Health Minister Adrian Dix said the trans community has advocated for a number of years for the complex surgery to be done in the province.
Up until now, those wanting the surgery had to travel to Montreal or the United States, which Dix said resulted in additional medical risks associated with travelling long distances after surgery and with follow-up care.
The Health Ministry says gender-affirming surgery will be available at Vancouver Coastal Health starting next year and trans people will also have improved access to publicly funded chest and breast surgeries in Burnaby, Kamloops, Kelowna, Port Moody, Prince George, Vancouver and Victoria.
Dix said B.C. is the first province in Western Canada to provide lower surgery.
The government says about 100 people travel out of the province for lower surgeries every year and about 200 chest and breast surgeries are expected to take place in B.C. in the coming year.
Haworth said improving access to care will have a ripple effect through society.
Gender affirming surgeries, where a person’s physical body is brought into alignment with how they identify, whether it’s male, female or non-binary, came with a stigma, she said, but Friday's announcement fosters a welcoming environment.
"It improves people's lives and health outcomes."
During those three years when she needed care, Haworth said the costs came in many forms.
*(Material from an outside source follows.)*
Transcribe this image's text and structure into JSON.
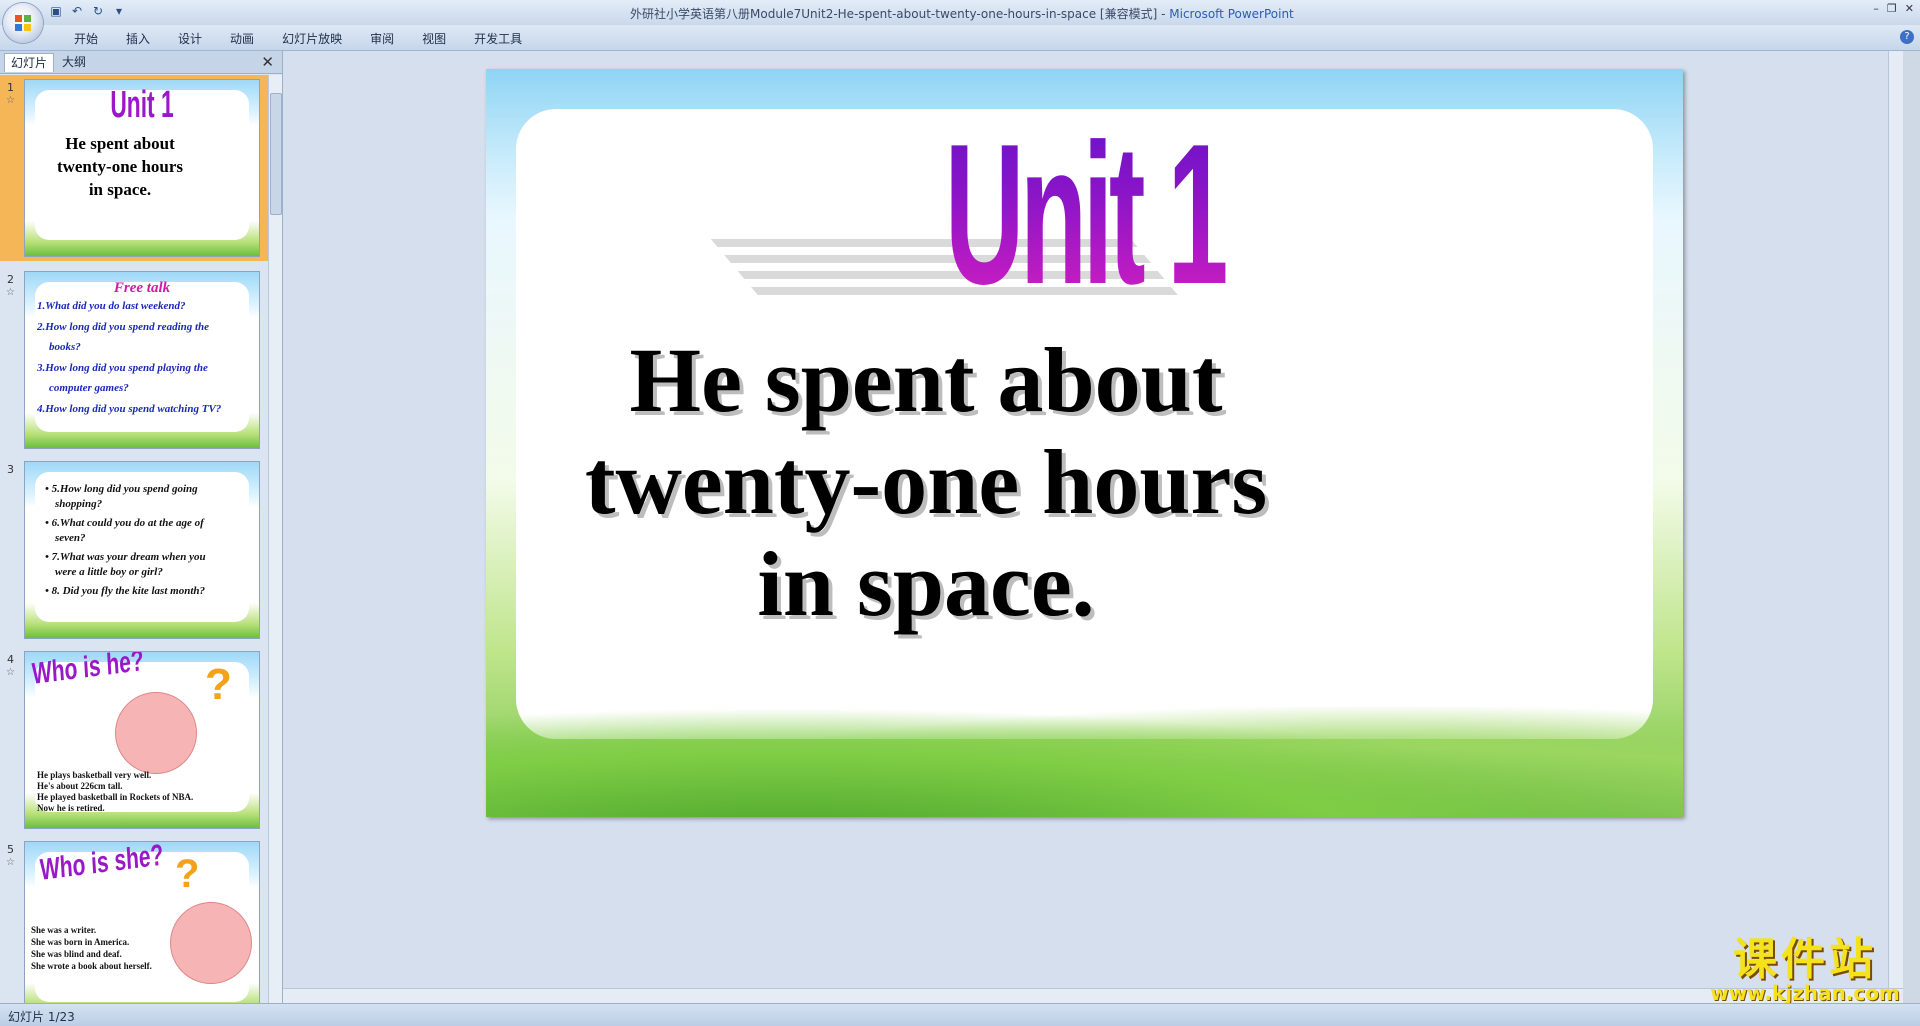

Time was taken away from her family, friends, education and work. She said she had to pay for some services herself and getting reimbursed was a challenging process. Haworth said out-of-pocket expenses worth about $35,000 were never paid back.
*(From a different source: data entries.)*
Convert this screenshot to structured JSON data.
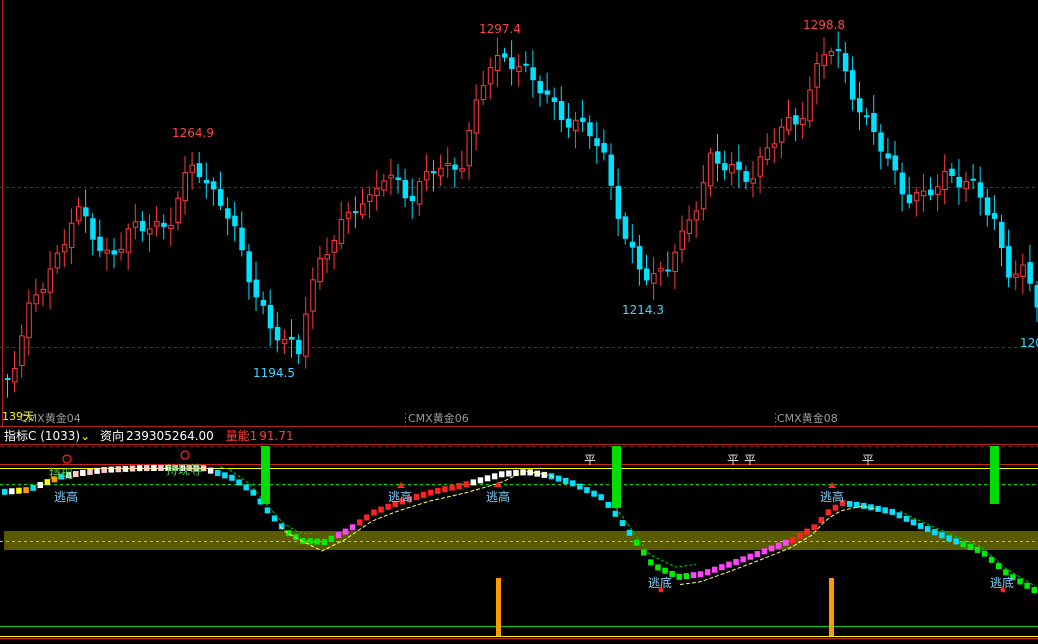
{
  "colors": {
    "background": "#000000",
    "up": "#ff3b3b",
    "down": "#00e0ff",
    "grid_red": "#8a1c1c",
    "high_label": "#ff4545",
    "low_label": "#3fd8ff",
    "yellow": "#ffff00",
    "green": "#00dd00",
    "magenta": "#ff44ff",
    "olive": "#5a5a00",
    "orange": "#ff9900"
  },
  "main_chart": {
    "labels": {
      "high1": "1264.9",
      "high2": "1297.4",
      "high3": "1298.8",
      "low1": "1194.5",
      "low2": "1214.3",
      "low3": "120"
    },
    "days_label": "139天",
    "contracts": [
      "CMX黄金04",
      "CMX黄金06",
      "CMX黄金08"
    ]
  },
  "indicator": {
    "name": "指标C (1033)",
    "dropdown_icon": "chevron-down-icon",
    "fund_label": "资向",
    "fund_value": "239305264.00",
    "energy_label": "量能1",
    "energy_value": "91.71",
    "signals": {
      "flat": "平",
      "escape_high": "逃高",
      "escape_low": "逃底",
      "hold": "持现",
      "hold_wait": "持现等"
    }
  }
}
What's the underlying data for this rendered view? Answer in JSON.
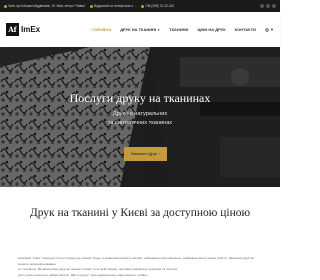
{
  "topbar": {
    "address": "Київ, вул.Машинобудівників, 10. Київ, метро \"Нивки\"",
    "hours": "Відкритий за телефоном з ...",
    "phone": "+38 (098) 70-22-422"
  },
  "brand": {
    "mark": "Af",
    "name": "ImEx"
  },
  "nav": {
    "items": [
      {
        "label": "ГОЛОВНА",
        "active": true
      },
      {
        "label": "ДРУК НА ТКАНИНІ",
        "dropdown": true
      },
      {
        "label": "ТКАНИНИ"
      },
      {
        "label": "ЦІНИ НА ДРУК"
      },
      {
        "label": "КОНТАКТИ"
      }
    ],
    "lang": "ua"
  },
  "hero": {
    "title": "Послуги друку на тканинах",
    "subtitle_line1": "Друк на натуральних",
    "subtitle_line2": "та синтетичних тканинах",
    "button_label": "Замовити Друк"
  },
  "section": {
    "title": "Друк на тканині у Києві за доступною ціною",
    "line1": "Компанія \"ImEx\" пропонує послуги друку на тканині. Будь-то невелика кількість метрів, зображення або малюнок—найкраща якість нашої роботи. Замовити друк ви можете зателефонувавши",
    "line2": "по телефону. Ми виконуємо друк на тканині в Києві та по всій Україні, доставка замовлень кур'єром та поштою.",
    "line3": "доступною ціною без зайвих витрат. Якість друку і ціни задовольнять ваші вимоги. «ImEx»."
  },
  "colors": {
    "accent": "#c69a3d",
    "topbar": "#1b1b1b"
  },
  "icons": {
    "location": "location-icon",
    "clock": "clock-icon",
    "phone": "phone-icon",
    "globe": "globe-icon",
    "arrow": "arrow-right-icon"
  }
}
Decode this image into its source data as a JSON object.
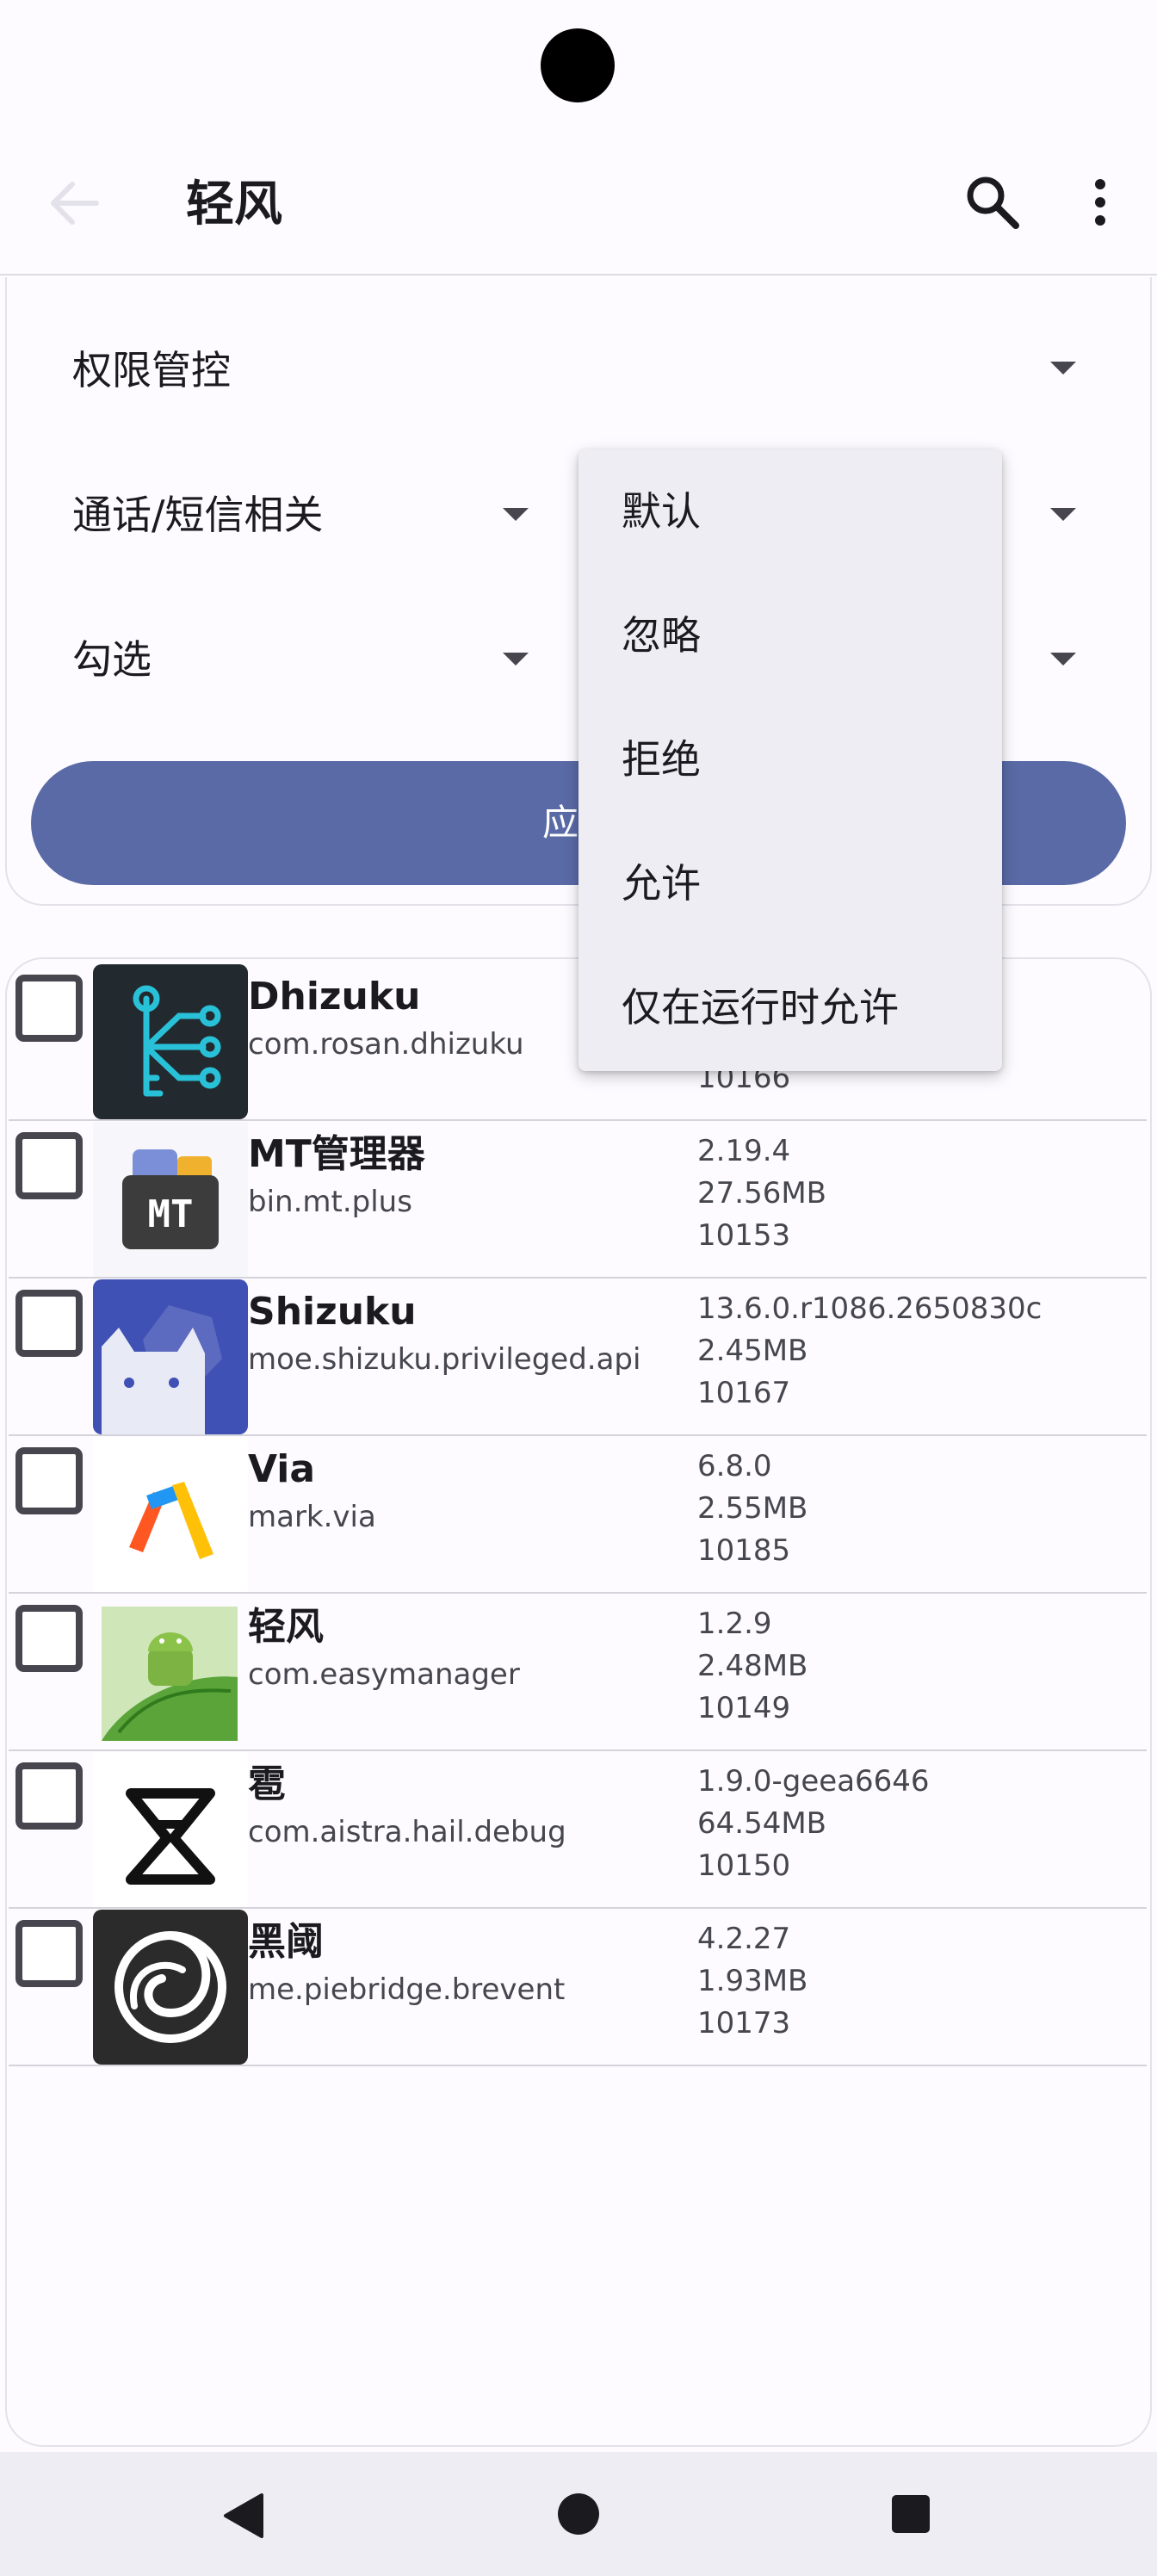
{
  "app_bar": {
    "title": "轻风",
    "back_icon": "arrow-back-icon",
    "search_icon": "search-icon",
    "more_icon": "more-vert-icon"
  },
  "filters": {
    "permission_control": "权限管控",
    "category": "通话/短信相关",
    "selection": "勾选",
    "apply_button": "应用"
  },
  "menu": {
    "items": [
      "默认",
      "忽略",
      "拒绝",
      "允许",
      "仅在运行时允许"
    ]
  },
  "apps": [
    {
      "name": "Dhizuku",
      "package": "com.rosan.dhizuku",
      "version": "",
      "size": "",
      "uid": "10166",
      "icon": "dhizuku-icon"
    },
    {
      "name": "MT管理器",
      "package": "bin.mt.plus",
      "version": "2.19.4",
      "size": "27.56MB",
      "uid": "10153",
      "icon": "mt-manager-icon"
    },
    {
      "name": "Shizuku",
      "package": "moe.shizuku.privileged.api",
      "version": "13.6.0.r1086.2650830c",
      "size": "2.45MB",
      "uid": "10167",
      "icon": "shizuku-icon"
    },
    {
      "name": "Via",
      "package": "mark.via",
      "version": "6.8.0",
      "size": "2.55MB",
      "uid": "10185",
      "icon": "via-icon"
    },
    {
      "name": "轻风",
      "package": "com.easymanager",
      "version": "1.2.9",
      "size": "2.48MB",
      "uid": "10149",
      "icon": "easymanager-icon"
    },
    {
      "name": "雹",
      "package": "com.aistra.hail.debug",
      "version": "1.9.0-geea6646",
      "size": "64.54MB",
      "uid": "10150",
      "icon": "hail-icon"
    },
    {
      "name": "黑阈",
      "package": "me.piebridge.brevent",
      "version": "4.2.27",
      "size": "1.93MB",
      "uid": "10173",
      "icon": "brevent-icon"
    }
  ],
  "nav_bar": {
    "back": "nav-back-icon",
    "home": "nav-home-icon",
    "recents": "nav-recents-icon"
  },
  "colors": {
    "accent": "#5a6aa6",
    "menu_bg": "#efedf4",
    "background": "#fdfbff"
  }
}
She also had to sell her home.
"And when I look at the place I owned at that point in time, and I move 15 years forward in the Vancouver housing market, that means I actually had to say no to over a quarter million dollars of potential well-being at this point in my life."
The Health Ministry says the surgeries will be covered as part of the province's B.C. Surgical and Diagnostic Imaging Strategy, which is getting a $25 million funding increasing in 2019-20 to $100 million.